No, Obi-Wan dismissed his thoughts. Anakin’s only thought was for the people of the nearby township who had been under the Separatives occupation for so long.

How could this have happened? He knew Anakin was under some stress and duress, but nothing… nothing… had ever lead him to believe that his old padawan would fall so completely.

It had all been so fast. So unexpected. One minute he had been bantering with his men, with Cody, and the next fighting for his life against those he had once trusted with it. Fighting Anakin, watching him change, his eyes ablaze like Maul’s, watching him burn, listening to him scream his hatred as flames and darkness consumed him.

“I should have killed him,” he whispered to the empty, still, cockpit, “I should have killed him, I should not have walked away.”

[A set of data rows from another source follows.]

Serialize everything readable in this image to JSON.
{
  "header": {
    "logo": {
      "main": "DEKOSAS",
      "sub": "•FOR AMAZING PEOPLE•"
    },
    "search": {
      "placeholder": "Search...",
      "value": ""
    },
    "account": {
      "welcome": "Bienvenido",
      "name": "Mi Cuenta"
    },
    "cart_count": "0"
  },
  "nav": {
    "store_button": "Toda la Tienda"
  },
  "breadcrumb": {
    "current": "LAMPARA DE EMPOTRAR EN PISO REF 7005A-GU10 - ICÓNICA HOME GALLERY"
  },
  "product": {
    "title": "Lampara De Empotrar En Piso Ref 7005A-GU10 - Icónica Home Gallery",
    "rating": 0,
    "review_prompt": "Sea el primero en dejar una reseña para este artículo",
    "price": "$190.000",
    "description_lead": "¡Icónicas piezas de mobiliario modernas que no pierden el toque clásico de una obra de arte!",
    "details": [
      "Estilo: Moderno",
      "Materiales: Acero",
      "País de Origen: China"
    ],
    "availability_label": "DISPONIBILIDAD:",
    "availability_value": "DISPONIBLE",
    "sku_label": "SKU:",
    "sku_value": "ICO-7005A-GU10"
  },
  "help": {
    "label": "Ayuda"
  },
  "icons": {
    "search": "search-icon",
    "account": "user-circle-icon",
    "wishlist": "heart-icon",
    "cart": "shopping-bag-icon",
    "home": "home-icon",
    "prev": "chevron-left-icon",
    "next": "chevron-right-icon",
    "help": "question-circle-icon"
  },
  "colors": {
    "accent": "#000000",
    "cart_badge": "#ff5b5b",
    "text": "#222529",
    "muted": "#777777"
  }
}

A moment of weakness; he could not kill his friend? Or was it a moment of vengeance, a brief brush of his own with the darkness that had consumed his brother? Pain, and revenge, for what Anakin had done to the younglings in the temple, for what Palpatine…

_no, Sidious_

…had done to the Jedi.

So many deaths. In those first few moments, as Masters and padawans were decimated, the Force had cried out, shrieked with pain and betrayal, sending out surge after surge of anguish. Now, in the few days since, there had only been a few bursts of agony; of a sudden fear and then terrible silence as lone Jedi were hunted and murdered.

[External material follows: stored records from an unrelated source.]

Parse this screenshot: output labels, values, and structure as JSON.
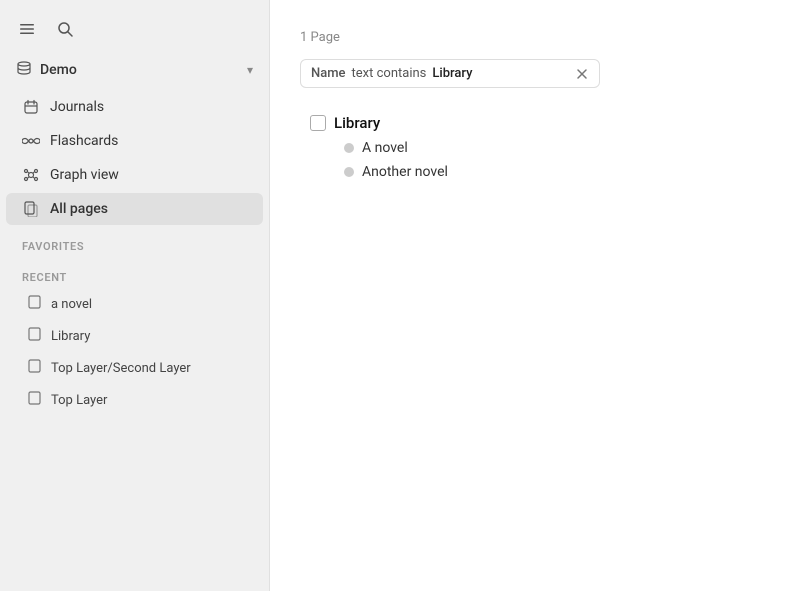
{
  "sidebar": {
    "menu_icon": "☰",
    "search_icon": "🔍",
    "workspace": {
      "icon": "▤",
      "label": "Demo",
      "chevron": "▾"
    },
    "nav_items": [
      {
        "id": "journals",
        "label": "Journals",
        "icon": "calendar"
      },
      {
        "id": "flashcards",
        "label": "Flashcards",
        "icon": "infinity"
      },
      {
        "id": "graph-view",
        "label": "Graph view",
        "icon": "graph"
      },
      {
        "id": "all-pages",
        "label": "All pages",
        "icon": "pages",
        "active": true
      }
    ],
    "favorites_label": "FAVORITES",
    "recent_label": "RECENT",
    "recent_items": [
      {
        "id": "a-novel",
        "label": "a novel"
      },
      {
        "id": "library",
        "label": "Library"
      },
      {
        "id": "top-layer-second-layer",
        "label": "Top Layer/Second Layer"
      },
      {
        "id": "top-layer",
        "label": "Top Layer"
      }
    ]
  },
  "main": {
    "page_count": "1 Page",
    "filter": {
      "field": "Name",
      "operator": "text contains",
      "value": "Library",
      "clear_label": "×"
    },
    "results": [
      {
        "title": "Library",
        "children": [
          {
            "text": "A novel"
          },
          {
            "text": "Another novel"
          }
        ]
      }
    ]
  }
}
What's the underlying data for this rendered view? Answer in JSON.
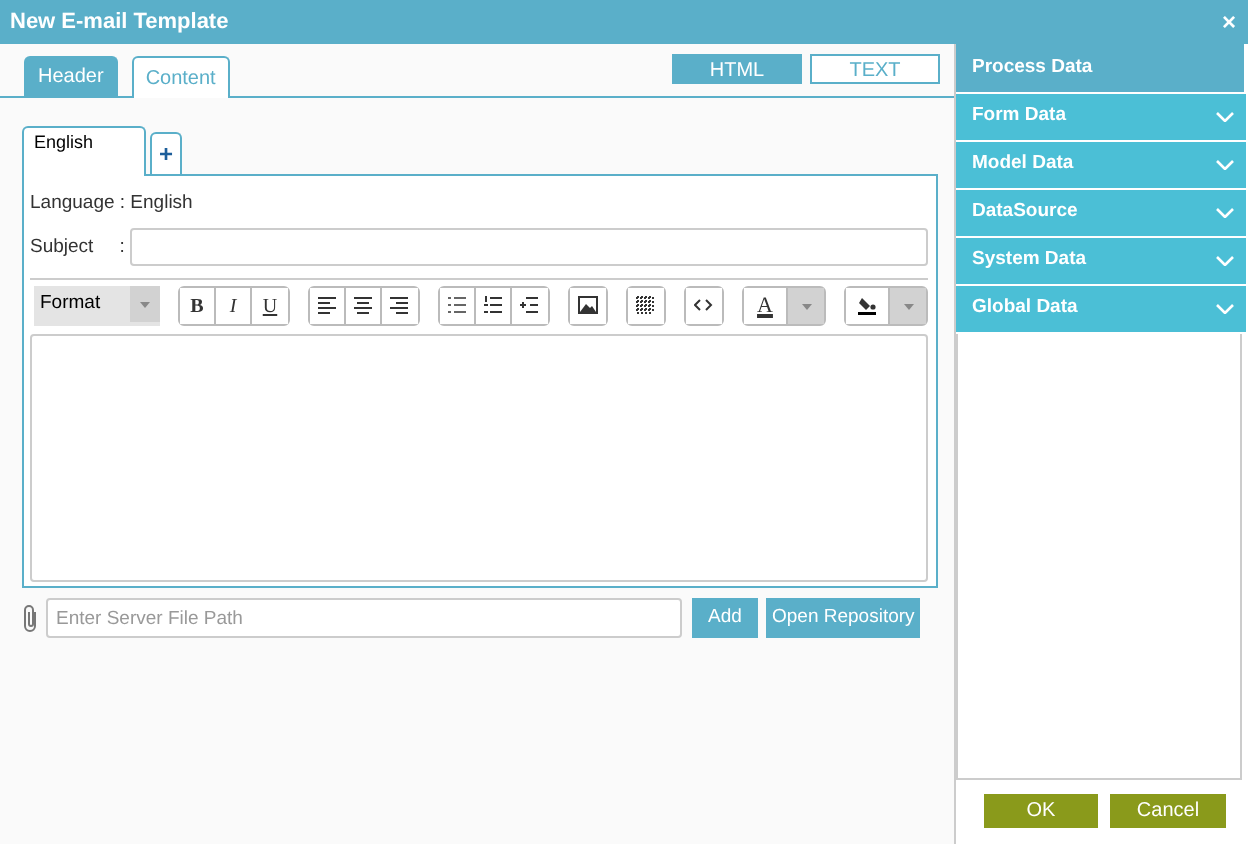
{
  "window": {
    "title": "New E-mail Template",
    "close": "×"
  },
  "tabs": [
    {
      "label": "Header",
      "selected": false
    },
    {
      "label": "Content",
      "selected": true
    }
  ],
  "mode_toggle": [
    {
      "label": "HTML",
      "selected": true
    },
    {
      "label": "TEXT",
      "selected": false
    }
  ],
  "language_tabs": [
    {
      "label": "English",
      "selected": true
    }
  ],
  "add_language": "+",
  "language_line": "Language : English",
  "subject": {
    "label": "Subject",
    "separator": ":"
  },
  "toolbar": {
    "format": "Format",
    "groups": [
      [
        {
          "kind": "bold",
          "label": "B"
        },
        {
          "kind": "italic",
          "label": "I"
        },
        {
          "kind": "underline",
          "label": "U"
        }
      ],
      [
        {
          "kind": "align-left"
        },
        {
          "kind": "align-center"
        },
        {
          "kind": "align-right"
        }
      ],
      [
        {
          "kind": "bullet-list"
        },
        {
          "kind": "numbered-list"
        },
        {
          "kind": "outdent"
        }
      ],
      [
        {
          "kind": "image"
        }
      ],
      [
        {
          "kind": "table"
        }
      ],
      [
        {
          "kind": "code"
        }
      ],
      [
        {
          "kind": "font-color",
          "label": "A"
        }
      ],
      [
        {
          "kind": "background-color"
        }
      ]
    ]
  },
  "attachment": {
    "placeholder": "Enter Server File Path",
    "buttons": [
      "Add",
      "Open Repository"
    ]
  },
  "side_panel": {
    "title": "Process Data",
    "sections": [
      {
        "label": "Form Data",
        "expanded": false
      },
      {
        "label": "Model Data",
        "expanded": false
      },
      {
        "label": "DataSource",
        "expanded": false
      },
      {
        "label": "System Data",
        "expanded": false
      },
      {
        "label": "Global Data",
        "expanded": false
      }
    ]
  },
  "footer_buttons": [
    "OK",
    "Cancel"
  ]
}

There was one death he dreaded sensing more than any other. One that had not yet come. Or perhaps it had, and he had just not been aware, too preoccupied by other events and concerns. He could no longer sense her presence within the Force.

Ahsoka.

What had happened to Ahsoka? He had last spoken with her as he travelled to Utapu to confront Grievous. Yoda had told him of her success on Mandalore, of her capture of Maul and her intent to return to Coruscant with Commander Rex.

_“Wishing to speak with Skywalker, she was. Troubled she seemed, despite her success.”_

Had Ahsoka learned something? Maul had once been the Sith Master’s apprentice, had he known of Sidious’ plans?

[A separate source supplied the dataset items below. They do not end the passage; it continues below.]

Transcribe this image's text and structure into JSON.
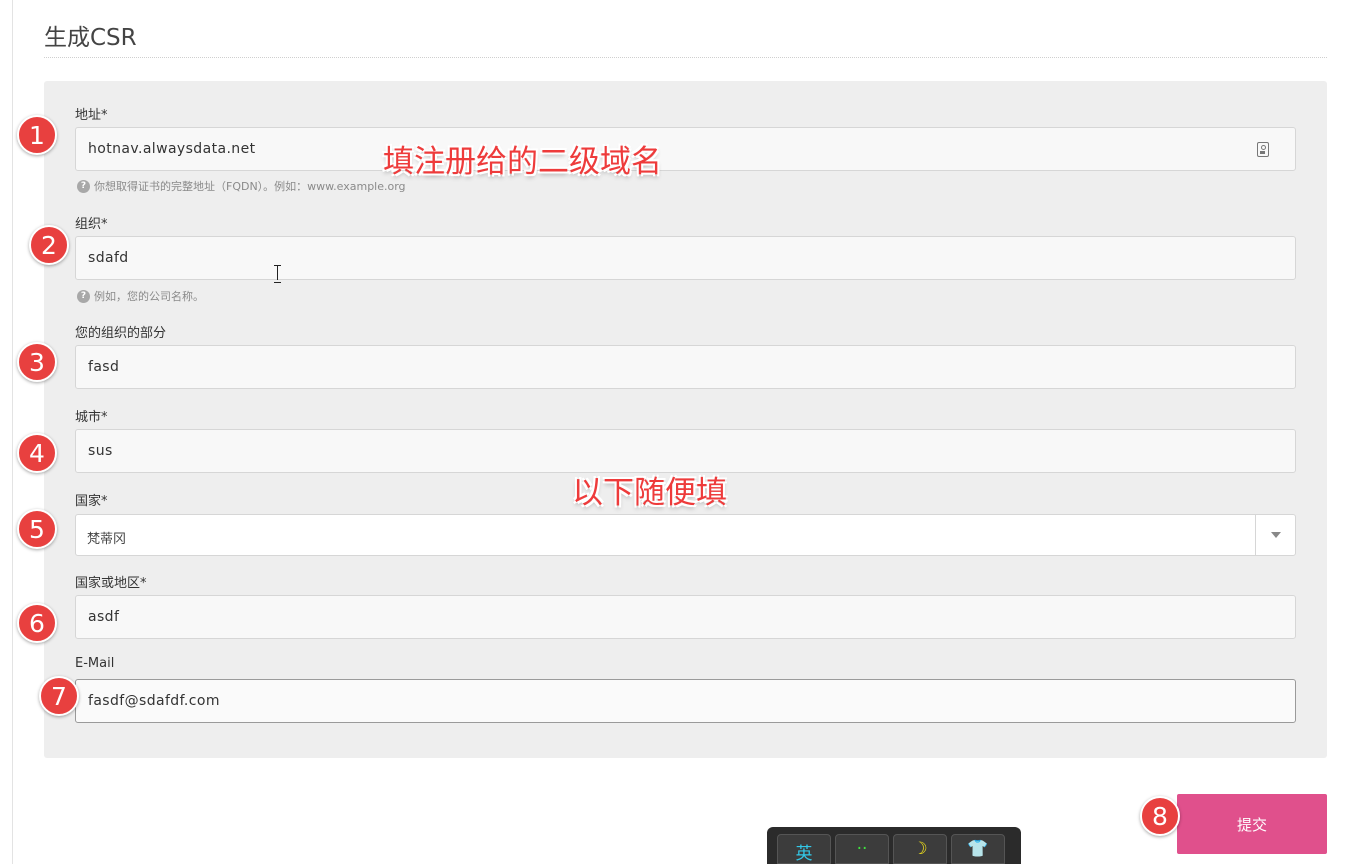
{
  "page": {
    "title": "生成CSR"
  },
  "form": {
    "address": {
      "label": "地址*",
      "value": "hotnav.alwaysdata.net",
      "help": "你想取得证书的完整地址（FQDN）。例如：www.example.org"
    },
    "organization": {
      "label": "组织*",
      "value": "sdafd",
      "help": "例如，您的公司名称。"
    },
    "org_unit": {
      "label": "您的组织的部分",
      "value": "fasd"
    },
    "city": {
      "label": "城市*",
      "value": "sus"
    },
    "country": {
      "label": "国家*",
      "selected": "梵蒂冈"
    },
    "state": {
      "label": "国家或地区*",
      "value": "asdf"
    },
    "email": {
      "label": "E-Mail",
      "value": "fasdf@sdafdf.com"
    },
    "submit_label": "提交"
  },
  "annotations": {
    "steps": [
      "1",
      "2",
      "3",
      "4",
      "5",
      "6",
      "7",
      "8"
    ],
    "subdomain_note": "填注册给的二级域名",
    "fill_randomly_note": "以下随便填",
    "badge_color": "#e8403f"
  },
  "ime_toolbar": {
    "keys": [
      "英",
      "··",
      "☽",
      "👕"
    ]
  },
  "colors": {
    "panel_bg": "#eeeeee",
    "submit_bg": "#e0508c",
    "annotation_text": "#ee3b3b"
  }
}
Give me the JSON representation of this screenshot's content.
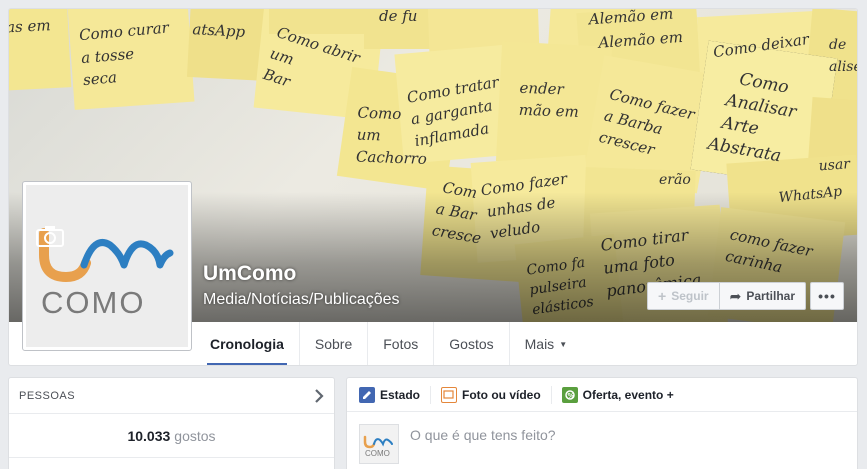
{
  "page": {
    "name": "UmComo",
    "category": "Media/Notícias/Publicações"
  },
  "logo": {
    "top": "UMCOMO",
    "bottom": "COMO"
  },
  "cover": {
    "notes": [
      "Como curar a tosse seca",
      "Como abrir um Bar",
      "Como tratar a garganta inflamada",
      "Como fazer a Barba crescer",
      "Como Analisar Arte Abstrata",
      "Como deixar de ...",
      "Como fazer unhas de veludo",
      "Como tirar uma foto panorâmica",
      "Como fazer carinha ..."
    ]
  },
  "actions": {
    "follow": "Seguir",
    "share": "Partilhar",
    "more": "•••"
  },
  "tabs": [
    {
      "label": "Cronologia",
      "active": true
    },
    {
      "label": "Sobre"
    },
    {
      "label": "Fotos"
    },
    {
      "label": "Gostos"
    },
    {
      "label": "Mais"
    }
  ],
  "people": {
    "title": "PESSOAS",
    "count": "10.033",
    "unit": "gostos"
  },
  "composer": {
    "tabs": [
      "Estado",
      "Foto ou vídeo",
      "Oferta, evento +"
    ],
    "placeholder": "O que é que tens feito?"
  },
  "colors": {
    "accent": "#4267b2",
    "note": "#f5e898",
    "logo_orange": "#e8a04d",
    "logo_blue": "#2d7fc2",
    "logo_gray": "#7a7a7a"
  }
}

All he knew was that Ahsoka had been alone on that ship. Alone and surrounded by clones – and with Maul – when the order was given.

Still so young and so alone.

Obi-Wan feared that she had perished in those initial minutes when so many were slain and that her death had been lost among the clamour and cries of the crowd. It pained him that their final conversations, both the one in person, and the one via hologram, were not ones of friendship but of disagreement.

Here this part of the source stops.